Светлый фон

Во время знойных часов и мысли превращаются в пар, которым полно побелевшее небо с белыми, мелкокудрявыми застывшими облаками. Над травой проносится то удод, то сорокопут. Иногда парит хищник. Вот и следишь его полет, а в ушах звенит песнь о старом кургане в широкой степи. Знаешь ее?

Жар спадает. Мошек еще нет. Это лучшее время. Затишье в подвозе (я приемщик лесоматериала, пиломатериала, камня, балласта и т. д.). И вот я уношусь в своих думах в прошлое. Обычно не в далекое прошлое. Я тебе писал: оно, как тот город, которому посвящена моя любимая опера[650], — выкристаллизировалось и погрузилось в вечность. С ясной душой слышишь звуки, на него летящие. Обычно я возвращаюсь к московскому периоду нашей жизни. Как он богат! Не верится, что все пережитое укладывается в 4 года. Иногда мной овладевает волнение. Я вскакиваю и от волнения начинаю быстро ходить между травами. Ведь в Москве все только начатое, и семья, и научные труды, все еще в творческом движении. И все так внезапно оборвалось. Все вскипает во мне. Жжет внутри. И все же хорошо, что эти годы были у меня.

Это мой эпилог, хотя незавершенный.

Мне вчера очень ярко снились Валентина Михайловна и Алексей Федорович.

Б. д. 1939 г. Ст. Уссури

Б. д. 1939 г. Ст. Уссури

Дорогая, милая, любимая Сонюшка. Получил еще два письма — первые из Вереи. Как я рад за тебя! Мне хочется только, чтобы ты понимала свое «для тебя» не только в смысле своих сил, но и в смысле моей сорадости. Беспокоит только меня мысль о том, что я смутил твой покой письмом об отеках и о переводе на другую колонну.

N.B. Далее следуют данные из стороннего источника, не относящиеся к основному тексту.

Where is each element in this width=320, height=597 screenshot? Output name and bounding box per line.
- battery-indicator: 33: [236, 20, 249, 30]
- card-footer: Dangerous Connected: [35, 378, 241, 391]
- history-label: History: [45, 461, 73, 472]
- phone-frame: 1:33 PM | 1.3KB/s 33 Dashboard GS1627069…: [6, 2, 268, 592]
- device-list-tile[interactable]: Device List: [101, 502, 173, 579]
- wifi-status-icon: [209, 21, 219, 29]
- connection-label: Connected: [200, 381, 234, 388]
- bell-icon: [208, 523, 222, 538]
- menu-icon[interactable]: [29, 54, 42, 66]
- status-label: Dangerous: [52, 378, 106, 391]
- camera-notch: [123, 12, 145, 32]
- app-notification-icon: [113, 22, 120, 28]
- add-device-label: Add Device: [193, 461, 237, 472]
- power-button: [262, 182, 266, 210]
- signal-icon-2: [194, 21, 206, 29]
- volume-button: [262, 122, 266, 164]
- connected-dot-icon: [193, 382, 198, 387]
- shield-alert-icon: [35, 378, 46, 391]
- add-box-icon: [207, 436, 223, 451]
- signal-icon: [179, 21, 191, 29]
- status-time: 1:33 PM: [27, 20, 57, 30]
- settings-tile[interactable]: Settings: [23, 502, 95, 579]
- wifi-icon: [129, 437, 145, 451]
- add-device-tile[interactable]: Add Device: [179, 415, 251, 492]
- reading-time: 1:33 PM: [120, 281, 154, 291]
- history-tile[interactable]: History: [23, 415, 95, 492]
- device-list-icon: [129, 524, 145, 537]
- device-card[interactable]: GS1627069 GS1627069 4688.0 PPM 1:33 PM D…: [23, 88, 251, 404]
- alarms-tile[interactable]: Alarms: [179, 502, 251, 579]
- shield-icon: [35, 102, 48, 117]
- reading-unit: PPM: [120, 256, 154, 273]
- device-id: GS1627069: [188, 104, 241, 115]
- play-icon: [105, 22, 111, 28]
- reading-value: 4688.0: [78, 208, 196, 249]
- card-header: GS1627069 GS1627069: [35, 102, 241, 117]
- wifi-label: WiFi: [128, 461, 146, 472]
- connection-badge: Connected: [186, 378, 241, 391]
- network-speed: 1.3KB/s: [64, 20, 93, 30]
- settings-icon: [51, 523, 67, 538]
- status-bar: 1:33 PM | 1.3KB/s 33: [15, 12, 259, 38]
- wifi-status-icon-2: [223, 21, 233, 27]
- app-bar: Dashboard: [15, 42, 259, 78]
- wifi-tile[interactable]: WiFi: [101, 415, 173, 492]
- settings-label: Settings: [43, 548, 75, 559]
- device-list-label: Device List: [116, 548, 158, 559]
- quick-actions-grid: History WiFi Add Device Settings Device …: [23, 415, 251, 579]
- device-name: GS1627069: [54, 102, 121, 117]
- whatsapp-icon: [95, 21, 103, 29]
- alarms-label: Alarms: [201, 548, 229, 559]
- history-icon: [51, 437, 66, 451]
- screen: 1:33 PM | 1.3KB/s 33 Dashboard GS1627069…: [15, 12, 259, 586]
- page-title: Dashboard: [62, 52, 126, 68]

Все, о чем вспоминаешь ты, — живет во мне. Я тебе писал в прошлом письме, что именно здесь я очень интенсивно предаюсь воспоминаниям о последних годах своей жизни на воле. Помню все, начиная со склоненной над Песочной березки близ Речкова, кончая твоим испугом при виде моей ушибленной руки. Отдайся всей душой — уюту, тишине, природе и не смущайся никакими ненужными мыслями.

Как у нас совпало опять. Ты читаешь мой любимый роман Тургенева. А я его так живо вспоминал именно в эти дни. Я писал тебе о Лаврецком, вернувшемся к себе в глушь. Я не сравниваю, конечно, свои переживания с его. Но что-то здесь напомнило мне о них. Ты все задаешься вопросом — хватит ли у меня сил. И вот снова Пушкин.

И дальше: «и твое воспоминанье заменит душе моей силу, гордость, упованье и отвагу юных дней»[651].

10го. Несколько дней не было почты. Пришла. А мне писем нет. Может быть, они все же попали на 16ю. Эти дни все время дождь. Более сильный — ночью, и мелкий днем. Вся глина распустилась. Ноги вязнут. Все в грязи. А тут еще как ветер поднимется. От сырости не знаешь куда деваться. Ноги совершенно промокли. И начинаешь жалеть о днях жары, несмотря на их духоту. Вчера было особенно неприятно. После обеда я прилег вздремнуть минут на 10–15. Ты знаешь, меня освежает даже такой короткий сон. Завернулся в твое одеяло. И, знаешь, такое неприятное чувство — вот сейчас разбудит лязг рельсы — это сигнал развода. Уснул крепко. Проснулся. Никто не будит. Оказалось, что из‐за ненастья — нам дали во вторую половину дня — отдых. Так приятно было немножко принадлежать себе. Я пошил, почитал, написал детям. Тебе не кончал письмо в ожидании почты из Уссури и все время был словно в какой-то дреме. Это состояние, собственно, не покидает меня с переездом сюда. Слабость — что ли?